De acordo com informações levantadas pelo www.cnnbrasil.com.br, os Estados Unidos informaram nesta quinta-feira (7) que realizaram ataques a alvos no Irã após interceptarem ofensivas enquanto seus navios de guerra se dirigiam ao Golfo de Omã pelo Estreito de Ormuz.
O Comando Central dos EUA divulgou um comunicado indicando que as forças iranianas lançaram mísseis, drones e embarcações menores durante a passagem dos destróieres USS Truxtun, USS Rafael Peralta e USS Mason. Os militares americanos afirmaram que "nenhum ativo americano foi atingido" durante esses incidentes.
A nota oficial do Comando Central destacou que as forças dos EUA neutralizaram as ameaças e desferiram ataques contra instalações militares iranianas que estariam envolvidas em ações contra os interesses americanos, incluindo locais de lançamento de mísseis, centros de comando e controle e nodos de espionagem. Além disso, as forças dos EUA garantiram que não estão buscando uma escalada do conflito, mas estão preparadas para proteger suas tropas na área.
Irã acusa EUA de violação do cessar-fogo
Enquanto isso, o Irã respondeu, afirmando que os EUA violaram o cessar-fogo ao atacarem navios e áreas civis no Estreito de Ormuz. Um porta-voz militar iraniano mencionou que tropas americanas atacaram um petroleiro iraniano que se encontrava em águas próximas a Jask, a caminho do Estreito de Ormuz, bem como outra embarcação que estava se dirigindo ao estreito perto do porto de Fujairah, nos Emirados Árabes Unidos.
O porta-voz do Quartel-General Central Khatam al-Anbiya também afirmou que, com a colaboração de alguns países da região, os EUA realizaram ataques aéreos em áreas civis ao longo das costas de Bandar Khamir, Sirik e da Ilha de Qeshm.

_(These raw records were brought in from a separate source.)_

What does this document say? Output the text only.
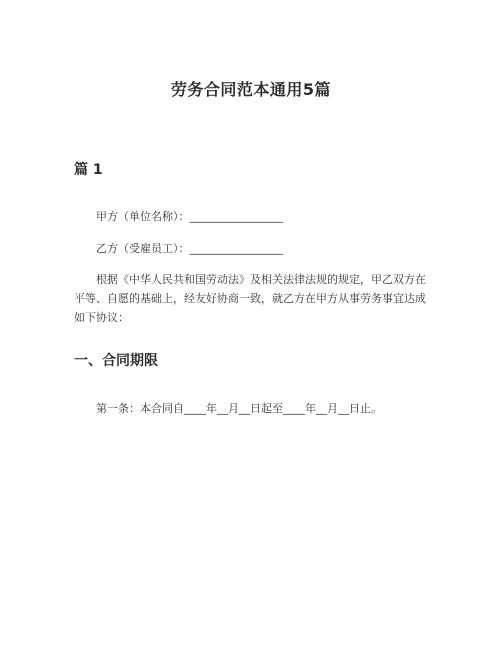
劳务合同范本通用5篇
篇 1
甲方（单位名称）：_________________
乙方（受雇员工）：_________________
根据《中华人民共和国劳动法》及相关法律法规的规定，甲乙双方在平等、自愿的基础上，经友好协商一致，就乙方在甲方从事劳务事宜达成如下协议：
一、合同期限
第一条：本合同自____年__月__日起至____年__月__日止。
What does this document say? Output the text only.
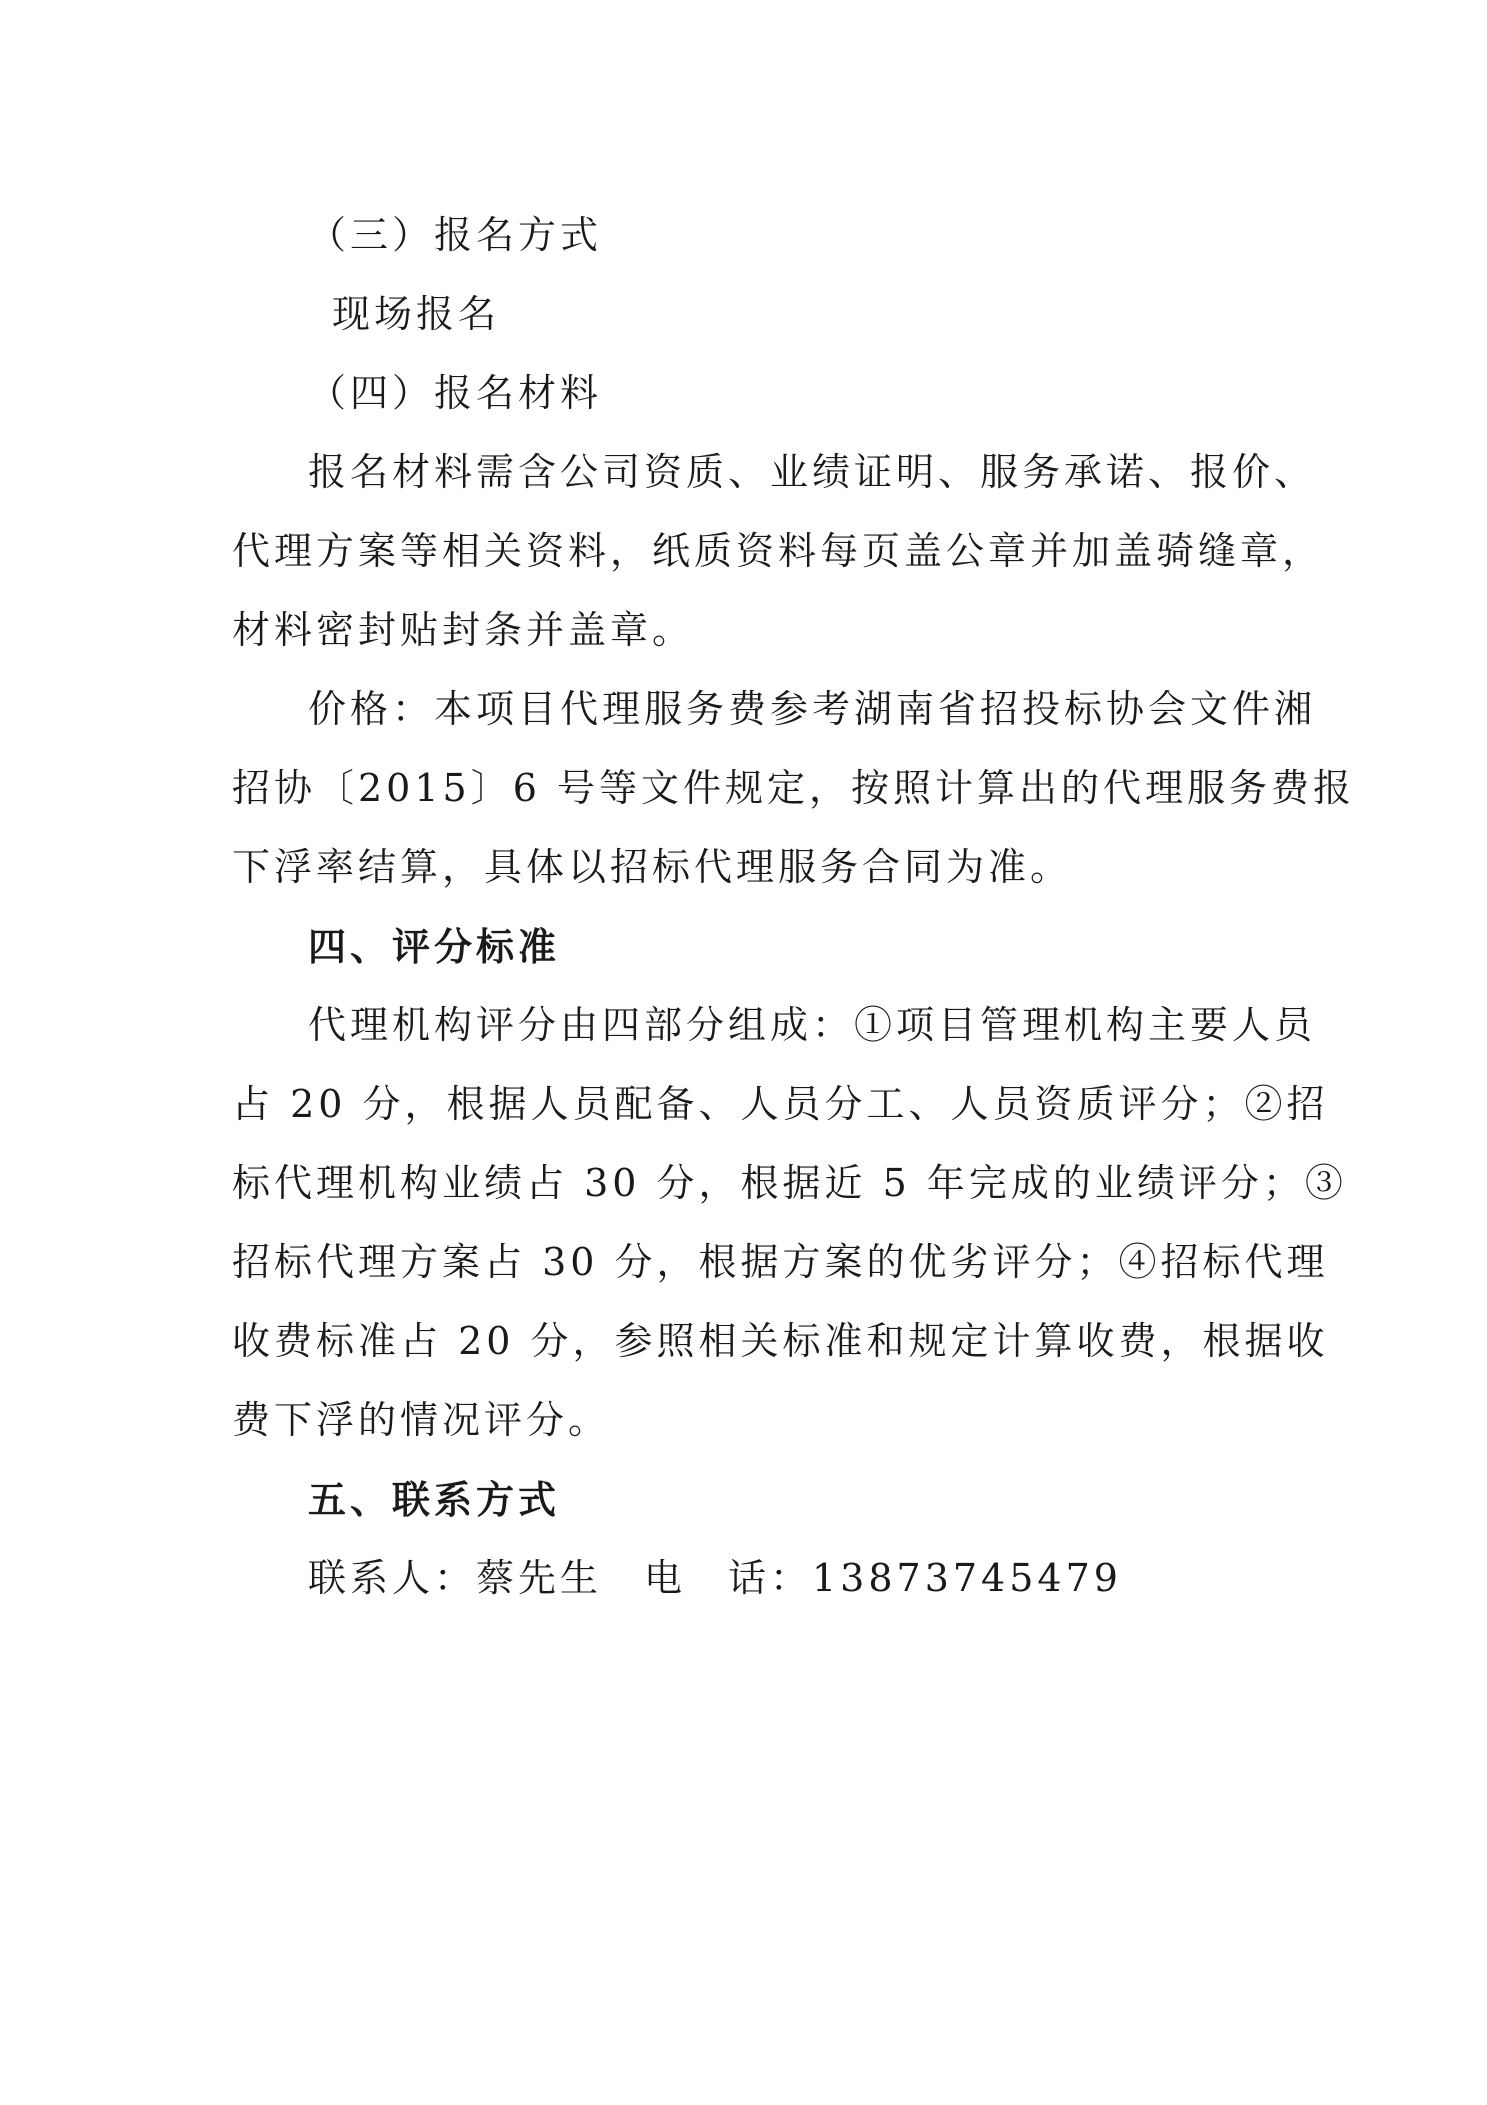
（三）报名方式
现场报名
（四）报名材料
报名材料需含公司资质、业绩证明、服务承诺、报价、
代理方案等相关资料，纸质资料每页盖公章并加盖骑缝章，
材料密封贴封条并盖章。
价格：本项目代理服务费参考湖南省招投标协会文件湘
招协〔2015〕6 号等文件规定，按照计算出的代理服务费报
下浮率结算，具体以招标代理服务合同为准。
四、评分标准
代理机构评分由四部分组成：①项目管理机构主要人员
占 20 分，根据人员配备、人员分工、人员资质评分；②招
标代理机构业绩占 30 分，根据近 5 年完成的业绩评分；③
招标代理方案占 30 分，根据方案的优劣评分；④招标代理
收费标准占 20 分，参照相关标准和规定计算收费，根据收
费下浮的情况评分。
五、联系方式
联系人：蔡先生　电　话：13873745479
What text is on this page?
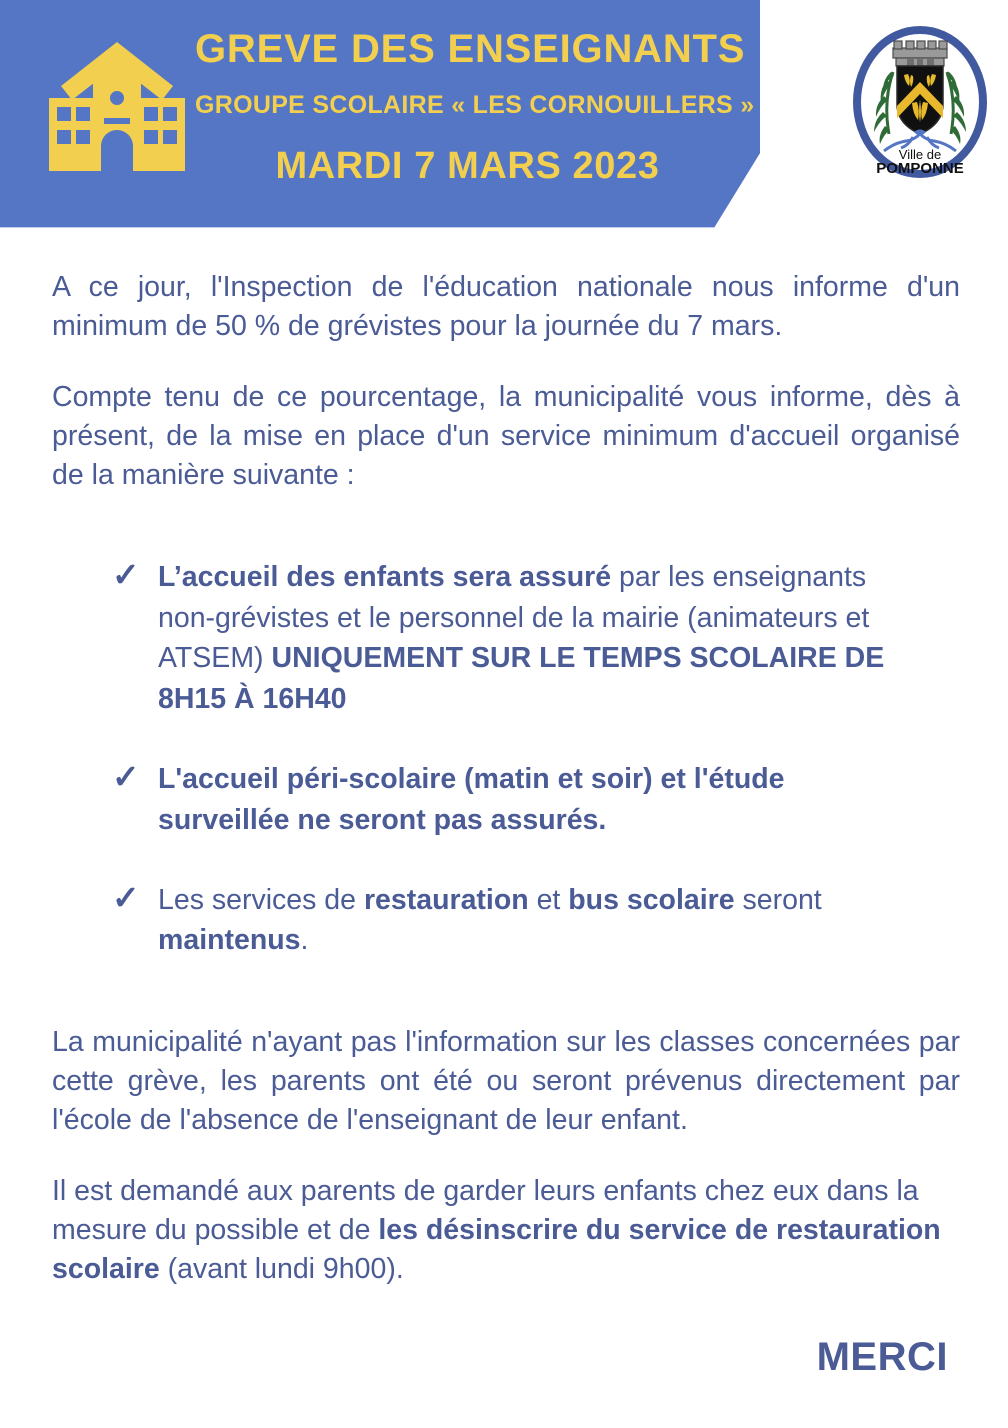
GREVE DES ENSEIGNANTS
GROUPE SCOLAIRE « LES CORNOUILLERS »
MARDI 7 MARS 2023	Ville de
POMPONNE

A ce jour, l'Inspection de l'éducation nationale nous informe d'un minimum de 50 % de grévistes pour la journée du 7 mars.

Compte tenu de ce pourcentage, la municipalité vous informe, dès à présent, de la mise en place d'un service minimum d'accueil organisé de la manière suivante :

✓ L’accueil des enfants sera assuré par les enseignants non-grévistes et le personnel de la mairie (animateurs et ATSEM) UNIQUEMENT SUR LE TEMPS SCOLAIRE DE 8H15 À 16H40
✓ L'accueil péri-scolaire (matin et soir) et l'étude surveillée ne seront pas assurés.
✓ Les services de restauration et bus scolaire seront maintenus.

La municipalité n'ayant pas l'information sur les classes concernées par cette grève, les parents ont été ou seront prévenus directement par l'école de l'absence de l'enseignant de leur enfant.

Il est demandé aux parents de garder leurs enfants chez eux dans la mesure du possible et de les désinscrire du service de restauration scolaire (avant lundi 9h00).

MERCI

Essas alegações aumentam as tensões entre os dois países, que têm uma longa história de conflitos e desentendimentos na região.
A situação atual no Estreito de Ormuz reflete não apenas a complexidade das relações diplomáticas entre os EUA e o Irã, mas também o papel estratégico que esta passagem naval desempenha no comércio internacional e na segurança regional.